Speaking of menace, the lyrics for the verses are sparse and you could almost imagine them being written by Ian Curtis or Bret Easton Ellis, short bursts of clinical observation before an explosion of emotion in the aftermath of the event. It's raw and feels incredibly uncomfortable, like the media exploration/exploitation of some of these cases. Kel's voice is the perfect medium, soft melodies luring you into a sense of safety before dripping with anger and grief.

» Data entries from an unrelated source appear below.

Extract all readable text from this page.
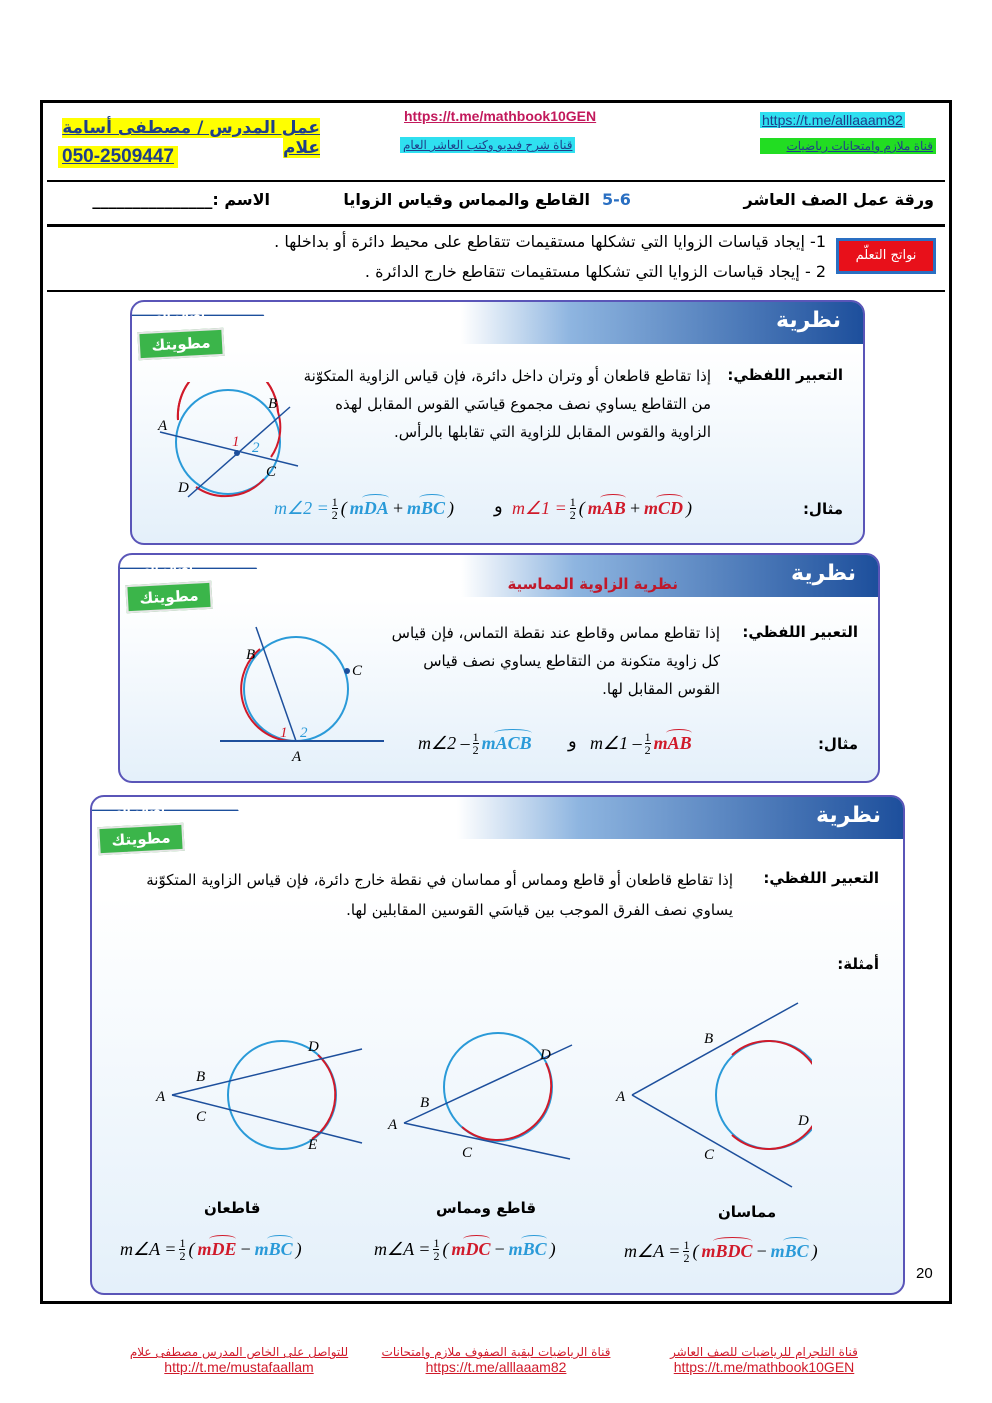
عمل المدرس / مصطفى أسامة علام
050-2509447
https://t.me/mathbook10GEN
قناة شرح فيديو وكتب العاشر العام
https://t.me/alllaaam82
قناة ملازم وامتحانات رياضيات
ورقة عمل الصف العاشر
5-6
القاطع والمماس وقياس الزوايا
الاسم :_______________
نواتج التعلّم
1- إيجاد قياسات الزوايا التي تشكلها مستقيمات تتقاطع على محيط دائرة أو بداخلها .
2 - إيجاد قياسات الزوايا التي تشكلها مستقيمات تتقاطع خارج الدائرة .
نظرية
أضف إلى
مطويتك
التعبير اللفظي:
إذا تقاطع قاطعان أو وتران داخل دائرة، فإن قياس الزاوية المتكوّنة من التقاطع يساوي نصف مجموع قياسَي القوس المقابل لهذه الزاوية والقوس المقابل للزاوية التي تقابلها بالرأس.
مثال:
A
B
C
D
1 2
m∠2 = $\frac{1}{2}$ ( mDA + mBC ) و m∠1 = $\frac{1}{2}$ ( mAB + mCD )
نظرية
نظرية الزاوية المماسية
أضف إلى
مطويتك
التعبير اللفظي:
إذا تقاطع مماس وقاطع عند نقطة التماس، فإن قياس كل زاوية متكونة من التقاطع يساوي نصف قياس القوس المقابل لها.
مثال:
B
C
A
1 2	m∠2 – 1
2 mACB و m∠1 – 1
2 mAB
نظرية
أضف إلى
مطويتك
التعبير اللفظي:
إذا تقاطع قاطعان أو قاطع ومماس أو مماسان في نقطة خارج دائرة، فإن قياس الزاوية المتكوّنة يساوي نصف الفرق الموجب بين قياسَي القوسين المقابلين لها.
أمثلة:
A
B
C
D
E
A
B
C
D
A
B
C
D
قاطعان	قاطع ومماس	مماسان
m∠A = $\frac{1}{2}$ ( mDE − mBC )	m∠A = $\frac{1}{2}$ ( mDC − mBC )	m∠A = $\frac{1}{2}$ ( mBDC − mBC )
20
للتواصل على الخاص المدرس مصطفى علام
http://t.me/mustafaallam
قناة الرياضيات لبقية الصفوف ملازم وامتحانات
https://t.me/alllaaam82
قناة التلجرام للرياضيات للصف العاشر
https://t.me/mathbook10GEN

There's always comments that there aren't enough artists tackling almost taboo subjects but there are. Mass media continues to direct your attention to what they want you to know. Allow artists to speak in their own voices and you end up with songs like Amanda Palmer's "Voicemail For Jill" (a grim meditation on abortion rights) and this. We need artists like The Empty Page to keep speaking up, no matter how awkward the subject matter. It means the right voices aren't being silenced, it means artists are doing the right thing. "He's Very Good At Swimming" is the perfect vessel of an unsettling tale delivered under the guise of perfect melody and, remember, it's not just a feminist issue, it's a humanist one.